На этот вопрос офицер, непонятно почему смутившись, отвечает Морицу, что добился от эсэсовцев разрешения отправить в казармы санитаров. Ребят младше двенадцати лет отделят от женщин. Заниматься этим поручено доктору Лафонтену. После того как детей соберут вместе и окажут им первую помощь, за ними прибудут грузовики.
– А за евреек хлопотать бесполезно! Добудьте грузовики, лейтенант, возьмите несколько человек из своего подразделения и отвезите детей туда, куда скажут.
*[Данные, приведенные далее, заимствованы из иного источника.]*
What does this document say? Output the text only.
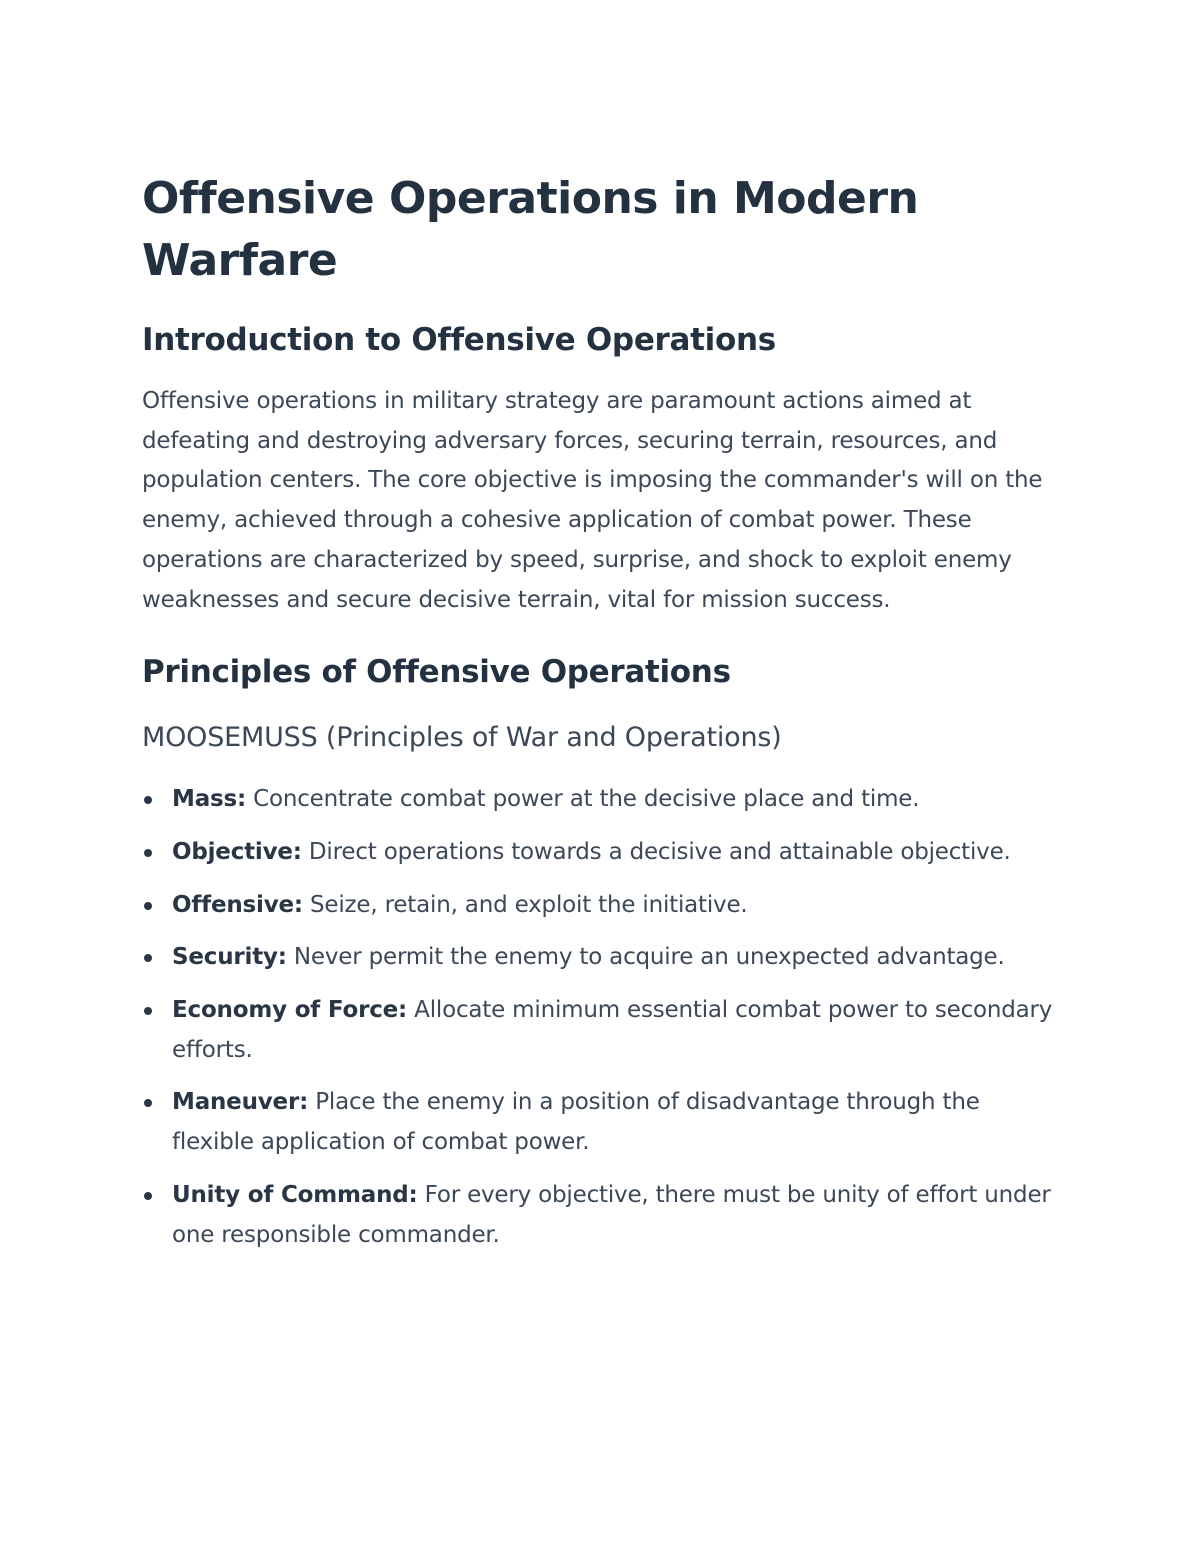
Offensive Operations in Modern Warfare
Introduction to Offensive Operations

Offensive operations in military strategy are paramount actions aimed at defeating and destroying adversary forces, securing terrain, resources, and population centers. The core objective is imposing the commander's will on the enemy, achieved through a cohesive application of combat power. These operations are characterized by speed, surprise, and shock to exploit enemy weaknesses and secure decisive terrain, vital for mission success.

Principles of Offensive Operations
MOOSEMUSS (Principles of War and Operations)
Mass: Concentrate combat power at the decisive place and time.
Objective: Direct operations towards a decisive and attainable objective.
Offensive: Seize, retain, and exploit the initiative.
Security: Never permit the enemy to acquire an unexpected advantage.
Economy of Force: Allocate minimum essential combat power to secondary efforts.
Maneuver: Place the enemy in a position of disadvantage through the flexible application of combat power.
Unity of Command: For every objective, there must be unity of effort under one responsible commander.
Выполняйте!
Когда закончились эти изнурительные ночь и день, Лафонтен, которому очень хотелось верить, что их ходатайство имело успех, сбросил халат, словно изношенную кожу. Школа, превращенная им в лазарет, заполнилась за несколько часов и мгновенно пропахла карболовой кислотой, пропиталась сладковатым душком запекшейся крови и едкой рвотной вонью.
– А где Клара? – спрашивает Лафонтен, когда раненые украинские полицаи окликают его на своем языке.
Но крохотная, с головы до ног одетая в черное женщина неопределенного возраста, приставленная к нему переводчицей, уже два дня не появляется. Доктор разводит руками, показывая, что ничего не понимает, отодвигает ногой таз, наполненный грязными повязками, и выходит. Он зовет с собой троих санитаров, отбирает медикаменты, которые могут понадобиться ему для того, чтобы лечить детей. Во дворе ждет окутанный дымом грузовик.
Быстро ощупав ткань на груди, Лафонтен убеждается, что блокнот на месте. «Похожее, сейчас мы переживаем какой-то роковой момент: тот странный миг, когда воды судьбы, еще не разделившись, несут вместе в мутном потоке уже несуществующее прошлое и будущее, которое изначально было здесь же… Я не сегодня начал опасаться худшего. Целая жизнь, которую придется убить. И смерть, которую придется пережить. Мои руки машинально проделывают все, что полагается делать врачу, жалкие действия человека, носящего мое имя, но я прекрасно понимаю, что в самом лучшем случае он может только выжить. Или умереть… Хотя это почти одно и то же.»
Дети там, наверху, уже ничего не ждут – не ждут, что их будут лечить, выхаживать, кормить.
Они отупели, выпали из времени. К яме подводят все новые колонны женщин. Никто уже не обращает внимания на залпы.
Лафонтен направляется к грузовику. В кузове, под навесом, укрываются от солнца санитары. У них с собой лекарства, вода, суточный паек. Лейтенант Мориц носится по всему Краманецку, старается раздобыть три грузовика, чтобы посадить туда детей. Он отвезет их туда, куда прикажут.
Все движется, все дрожит в напряжении. Вот-вот возобновится бой.